Despite the performance and Vandersloot’s heroics, Bolton doesn’t see anything other than a Connecticut victory in Game 2 of their semi-final series.
“I can’t fathom seeing Chicago win the next game,” she told Sky Sports.
“The way Connecticut have played all season, they cannot watch this go down the drain. They’re thinking, ‘we’ve got home court advantage, we’ve got to come out and play like we’ve been playing the whole season.'”
“That’s the thing as a player. It’s not a single game, it’s a series. For Connecticut, losing this game was a wake-up call because they had won 14 in a row.
“They have to be like, ‘you know what, if this had been one-and-done we’d be going home.’ And that doesn’t feel good, when you’ve got expectations and you fall way below them. Connecticut now should be hungry enough to get back to where they were before the defeat.”
There are two major reasons for Bolton’s ironclad confidence in the league’s leading team. They go by the names of DeWanna Bonner and Jonquel Jones, who was deservingly crowned MVP before Connecticut’s loss on Tuesday night.
Jones led all scorers with 26 points and hauled down 11 boards against Chicago, while Bonner had 13 and 10. Bolton sees them as the key figures in any potential title charge, and not just because she went to the same college as Bonner.
“She’s Auburn, I went to Auburn. But if you went to Auburn and you’re lazy and you don’t play with heart then I’m not going to advocate for you. But if you bring it and you play with heart and you’re a great teammate too then I’ll go for you every day of the week.
“I’m a fan of Bonner. That girl… I’d love to play in a 3×3 with her. I’d come out of retirement to get in a 3×3 with her. I’m serious, man. She’s got heart, she’s got drive. I just love watching her play.”
As for Jones, Bolton believes she’s a worthy MVP with almost limitless potential, but doesn’t want to see the 27-year-old forced to become a different kind of player due to outside pressure.

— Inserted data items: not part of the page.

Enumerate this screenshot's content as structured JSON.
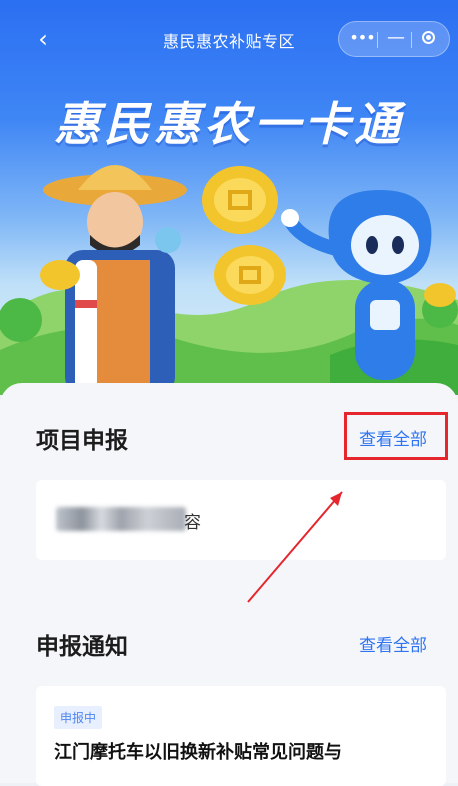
{
  "nav": {
    "back_icon": "‹",
    "title": "惠民惠农补贴专区",
    "more_icon": "•••",
    "minimize_icon": "—"
  },
  "banner": {
    "title": "惠民惠农一卡通"
  },
  "project_section": {
    "title": "项目申报",
    "view_all": "查看全部",
    "card_text": "容"
  },
  "notice_section": {
    "title": "申报通知",
    "view_all": "查看全部",
    "item": {
      "badge": "申报中",
      "title": "江门摩托车以旧换新补贴常见问题与"
    }
  },
  "colors": {
    "accent": "#2f74f0",
    "highlight_red": "#e5262d"
  }
}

“When I saw her play in the WNBA All-Star, I was like ‘who is this kid!? Where did she come from? She plays like a dude!’ She’s what I still consider young. She’s got a good body. She’s got ball-handling skills.
“I just hope they don’t put too much pressure on her, don’t let her be a Michael Jordan.
“Don’t let her try and carry the team every game. Let her fill in. Tell her ‘it’s ok if you don’t score 30 every game. It’s ok, we’ve got other great teammates.’ Don’t put so much pressure on her like she’s the one that’s got to shoot all the shots.
2016: Number 6 draft pick
2017: Most Improved Player of the Year
2018: Sixth Woman of the Year
2019: 2nd Career All-Star Selection
Remember her name. Jonquel Jones.
— Connecticut Sun (@ConnecticutSun) September 28, 2021
“She’s a great MVP. I like her game, I like her competitiveness and to me, she’s only got room to get better. So I’ve got a feeling they’re going to come back tonight and say, ‘do you know what? We’re not going down 2-0.’ I anticipate Connecticut winning the next game, the series and then moving on to the Finals.”
And on whether Bonner, Jones and company can power the Connecticut Sun to the franchise’s first ever title?
“If they show up and do work then I think they can be WNBA champions.”